After five years the proposal was accepted. The pangolin now is totally protected in my state, so it’s good for my state. And the good thing is that [other states will] follow. It’s good to see there is positive feedback from other states.
Mongabay: The pangolin was identified as a possible transmission source of COVID-19 from animals to humans, which was later shown to be untrue. Did this affect conservation efforts or change the public’s perception of the pangolin?
Elisa Panjang: I heard from my fellow pangolin researchers that people in the area became prejudiced against pangolins. There were incidents where people killed pangolins because the animal might spread diseases. This happened in some parts of Africa.
And then I heard in some countries that more people are working together to ban the illegal wildlife trade. There are two sides of this news.
For me, what’s important is they need to continue to share reliable sources and then use this to educate people. It’s important for scientists and conservationists to use science evidence to share information with people.
Mongabay: You also do lot of community outreach and education. What are your goals in educating children and the community? Do they get to use any technology?
Elisa Panjang: My program is very easy. The goal of my education program with schoolchildren in rural schools and in urban areas is to teach children to love pangolins. For them, it’s very easy.

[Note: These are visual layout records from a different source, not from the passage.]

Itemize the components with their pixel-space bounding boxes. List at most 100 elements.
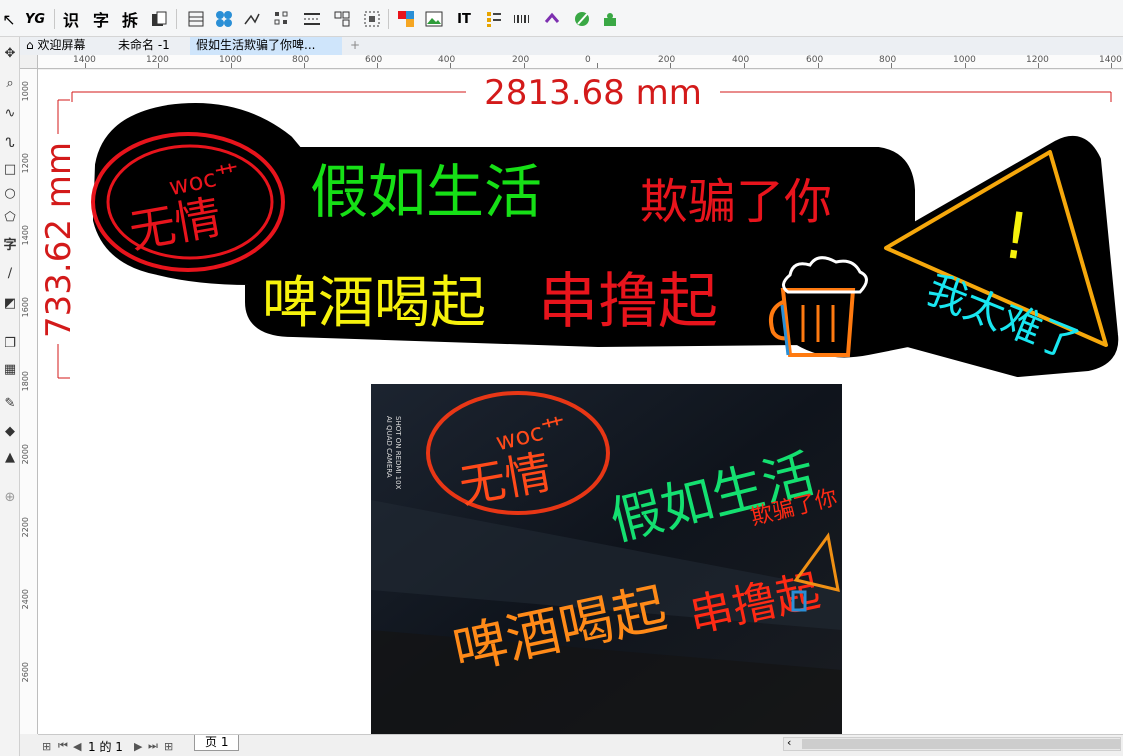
ruler-h-tick <box>450 63 451 68</box>
ruler-corner[interactable] <box>20 55 38 69</box>
ruler-h-tick <box>158 63 159 68</box>
tab-current-document[interactable]: 假如生活欺骗了你啤... <box>190 37 342 55</box>
split-button[interactable]: 拆 <box>119 8 141 30</box>
toolbar-separator <box>388 9 389 29</box>
first-page-icon[interactable]: ⏮ <box>58 738 68 754</box>
scroll-left-icon[interactable]: ‹ <box>787 736 791 749</box>
rectangle-tool-icon[interactable]: □ <box>0 159 20 179</box>
next-page-icon[interactable]: ▶ <box>134 738 142 754</box>
page-tab[interactable]: 页 1 <box>194 735 240 751</box>
scroll-thumb[interactable] <box>802 739 1120 749</box>
text-tool-icon[interactable]: 字 <box>0 233 20 253</box>
ruler-h-tick <box>231 63 232 68</box>
text-tool-icon[interactable]: IT <box>454 8 474 30</box>
fill-tool-icon[interactable]: ◩ <box>0 293 20 313</box>
height-dimension-text: 733.62 mm <box>39 142 79 338</box>
ruler-h-tick <box>85 63 86 68</box>
table-icon[interactable] <box>186 8 206 30</box>
canvas-drawing: 2813.68 mm 733.62 mm woc艹 无情 假如生活 欺骗了你 啤… <box>39 73 1119 734</box>
char-button[interactable]: 字 <box>90 8 112 30</box>
ruler-v-tick-label: 2200 <box>21 517 30 538</box>
tab-untitled[interactable]: 未命名 -1 <box>112 37 176 55</box>
green-ball-icon[interactable] <box>572 8 592 30</box>
lines-icon[interactable] <box>302 8 322 30</box>
ruler-h-tick <box>744 63 745 68</box>
neon-sign-design[interactable]: woc艹 无情 假如生活 欺骗了你 啤酒喝起 串撸起 ! 我太难了 <box>91 103 1119 377</box>
page-navigator: ⊞ ⏮ ◀ 1 的 1 ▶ ⏭ ⊞ 页 1 ‹ <box>38 734 1123 756</box>
new-tab-plus-icon[interactable]: + <box>344 37 366 55</box>
list-icon[interactable] <box>484 8 504 30</box>
sign-line2-yellow: 啤酒喝起 <box>262 271 486 336</box>
plugin-icon[interactable] <box>600 8 620 30</box>
sign-line1-green: 假如生活 <box>310 158 542 226</box>
ruler-h-tick <box>377 63 378 68</box>
ruler-v-tick-label: 2400 <box>21 589 30 610</box>
width-dimension-text: 2813.68 mm <box>484 73 702 113</box>
prev-page-icon[interactable]: ◀ <box>73 738 81 754</box>
smart-fill-icon[interactable]: ▲ <box>0 447 20 467</box>
purple-arrow-icon[interactable] <box>542 8 562 30</box>
node-icon[interactable] <box>242 8 262 30</box>
ruler-v-tick-label: 1200 <box>21 153 30 174</box>
ruler-v-tick-label: 1600 <box>21 297 30 318</box>
ruler-h-tick <box>891 63 892 68</box>
color-blocks-icon[interactable] <box>396 8 416 30</box>
eyedropper-tool-icon[interactable]: ✎ <box>0 393 20 413</box>
toolbar-separator <box>54 9 55 29</box>
group-icon[interactable] <box>332 8 352 30</box>
polygon-tool-icon[interactable]: ⬠ <box>0 207 20 227</box>
barcode-icon[interactable] <box>512 8 532 30</box>
reference-photo[interactable]: SHOT ON REDMI 10X AI QUAD CAMERA woc艹 无情… <box>371 384 842 734</box>
tab-welcome[interactable]: ⌂ 欢迎屏幕 <box>20 37 91 55</box>
freehand-tool-icon[interactable]: ∿ <box>0 103 20 123</box>
home-icon: ⌂ <box>26 38 34 52</box>
ruler-h-tick-label: 200 <box>512 55 530 65</box>
add-tool-icon[interactable]: ⊕ <box>0 487 20 507</box>
add-page-after-icon[interactable]: ⊞ <box>164 738 173 754</box>
add-page-before-icon[interactable]: ⊞ <box>42 738 51 754</box>
ruler-v-tick-label: 1000 <box>21 81 30 102</box>
shadow-tool-icon[interactable]: ❐ <box>0 333 20 353</box>
page-count: 1 的 1 <box>88 739 123 754</box>
ruler-h-tick <box>965 63 966 68</box>
pattern-icon[interactable] <box>214 8 234 30</box>
tab-label: 欢迎屏幕 <box>37 38 86 52</box>
ruler-h-tick <box>1038 63 1039 68</box>
ruler-h-tick-label: 200 <box>658 55 676 65</box>
pick-tool-icon[interactable]: ✥ <box>0 43 20 63</box>
tab-label: 未命名 -1 <box>118 38 170 52</box>
recognize-button[interactable]: 识 <box>60 8 82 30</box>
ellipse-tool-icon[interactable]: ○ <box>0 183 20 203</box>
transparency-tool-icon[interactable]: ▦ <box>0 359 20 379</box>
ruler-h-tick-label: 400 <box>438 55 456 65</box>
ruler-h-tick-label: 600 <box>365 55 383 65</box>
interactive-fill-icon[interactable]: ◆ <box>0 421 20 441</box>
tab-label: 假如生活欺骗了你啤... <box>196 38 316 52</box>
ruler-h-tick-label: 800 <box>879 55 897 65</box>
ruler-h-tick <box>597 63 598 68</box>
last-page-icon[interactable]: ⏭ <box>148 738 158 754</box>
ruler-h-tick <box>304 63 305 68</box>
property-toolbar: ↖ YG 识 字 拆 IT <box>0 0 1123 37</box>
drawing-canvas[interactable]: 2813.68 mm 733.62 mm woc艹 无情 假如生活 欺骗了你 啤… <box>38 70 1123 734</box>
align-icon[interactable] <box>272 8 292 30</box>
vertical-ruler[interactable]: 1000 1200 1400 1600 1800 2000 2200 2400 2600 <box>20 69 38 734</box>
horizontal-scrollbar[interactable]: ‹ <box>783 736 1121 751</box>
ruler-h-tick-label: 400 <box>732 55 750 65</box>
ruler-v-tick-label: 1400 <box>21 225 30 246</box>
height-dimension[interactable]: 733.62 mm <box>39 99 79 379</box>
horizontal-ruler[interactable]: 1400 1200 1000 800 600 400 200 0 200 400 600 800 100… <box>38 55 1123 69</box>
yg-plugin-icon[interactable]: YG <box>24 8 46 30</box>
bezier-tool-icon[interactable]: ᔐ <box>0 133 20 153</box>
sign-line2-red: 串撸起 <box>538 267 718 337</box>
image-icon[interactable] <box>424 8 444 30</box>
ruler-h-tick <box>818 63 819 68</box>
ruler-h-tick <box>524 63 525 68</box>
line-tool-icon[interactable]: ∕ <box>0 263 20 283</box>
select-arrow-icon[interactable]: ↖ <box>2 8 16 30</box>
clipboard-icon[interactable] <box>148 8 170 30</box>
select-area-icon[interactable] <box>362 8 382 30</box>
ruler-h-tick <box>670 63 671 68</box>
toolbox: ✥ ⌕ ∿ ᔐ □ ○ ⬠ 字 ∕ ◩ ❐ ▦ ✎ ◆ ▲ ⊕ <box>0 37 20 756</box>
zoom-tool-icon[interactable]: ⌕ <box>0 73 20 93</box>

We organize activities that attract the students. For example, fun activities but at the same time, they learn about pangolins. It’s fun, they are not bored with these kinds of activities. The program’s goals are to educate them about the pangolin’s role in the ecosystem and that pangolins are being protected by the government, so telling them about the policy and how can they participate in pangolin conservation for my research in my area.

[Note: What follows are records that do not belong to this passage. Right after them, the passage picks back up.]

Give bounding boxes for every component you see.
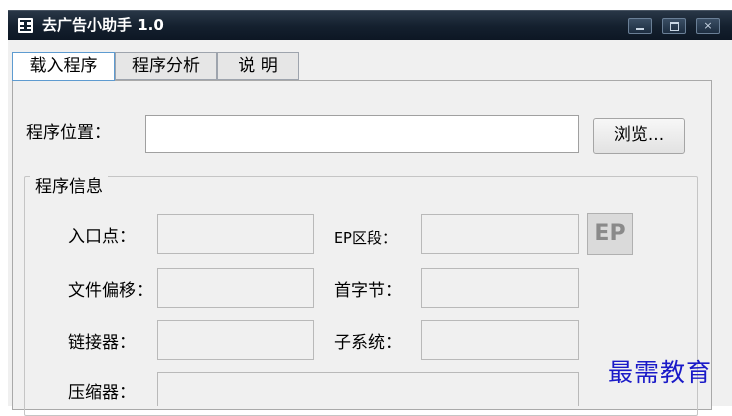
- tab-program-analysis[interactable]: 程序分析: [115, 52, 217, 80]
- close-button[interactable]: ×: [696, 18, 720, 34]
- subsystem-field[interactable]: [421, 320, 579, 360]
- linker-field[interactable]: [157, 320, 314, 360]
- ep-button[interactable]: EP: [587, 213, 633, 255]
- tab-instructions[interactable]: 说 明: [217, 52, 299, 80]
- path-label: 程序位置：: [26, 123, 111, 143]
- app-icon: [18, 18, 33, 33]
- maximize-button[interactable]: [662, 18, 686, 34]
- subsystem-label: 子系统：: [334, 333, 402, 353]
- packer-field[interactable]: [157, 372, 579, 406]
- path-input[interactable]: [145, 115, 579, 153]
- minimize-button[interactable]: [628, 18, 652, 34]
- file-offset-label: 文件偏移：: [68, 281, 153, 301]
- first-bytes-label: 首字节：: [334, 281, 402, 301]
- ep-section-field[interactable]: [421, 214, 579, 254]
- window-title: 去广告小助手 1.0: [42, 16, 164, 34]
- packer-label: 压缩器：: [68, 383, 136, 403]
- browse-button[interactable]: 浏览...: [593, 118, 685, 154]
- tab-load-program[interactable]: 载入程序: [12, 52, 115, 81]
- program-info-title: 程序信息: [30, 176, 108, 198]
- close-icon: ×: [703, 19, 713, 32]
- file-offset-field[interactable]: [157, 268, 314, 308]
- title-bar[interactable]: 去广告小助手 1.0 ×: [8, 10, 732, 40]
- first-bytes-field[interactable]: [421, 268, 579, 308]
- ep-section-label: EP区段：: [334, 229, 398, 247]
- entry-point-label: 入口点：: [68, 227, 136, 247]
- watermark: 最需教育: [608, 358, 713, 387]
- entry-point-field[interactable]: [157, 214, 314, 254]
- linker-label: 链接器：: [68, 333, 136, 353]
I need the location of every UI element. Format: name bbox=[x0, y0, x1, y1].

I engage with them, and then let them participate in my ongoing conservation so they can prove they can participate in camera-trapping fieldwork.
Mongabay: What positive outcomes have you seen so far in your outreach and education efforts?
Elisa Panjang: About 10 years ago, people didn’t know much about pangolins, at least in my country. And nowadays people are talking about pangolins everywhere, and there are “pangolin days” that they celebrate every year. And more people in my country contact wildlife rescue units to rescue pangolins. I see that increasing awareness, not only in my place, but also globally. I’m working with some international conservation NGOs, one of them is Save Pangolins, to educate people properly about pangolins. I am very happy to see this dramatic growth and increase of awareness in pangolins within these 10 years.
Mongabay: What’s next for you in your research and conservation work?
Elisa Panjang: Currently I am finishing my Ph.D. study at Cardiff University, and I am also working with the Danau Girang Field Centre as a pangolin conservation officer. I love my job very much. So, what is next for me? I want to continue doing research and education on pangolins. I want to open my own NGO after this and work with partners in my community to consult on pangolins, so I don’t think I will ever change my career.
Mongabay: Are you hopeful that we will be able to save the pangolin from extinction?
Elisa Panjang: Yes, I’m very hopeful. They are pangolin groups all over the world. It is OK that we are small, we are very dedicated.
Editor’s note: This story was supported by XPRIZE Rainforest as part of their five-year competition to enhance understanding of the rainforest ecosystem. In respect to Mongabay’s policy on editorial independence, XPRIZE Rainforest does not have any right to assign, review, or edit any content published with their support.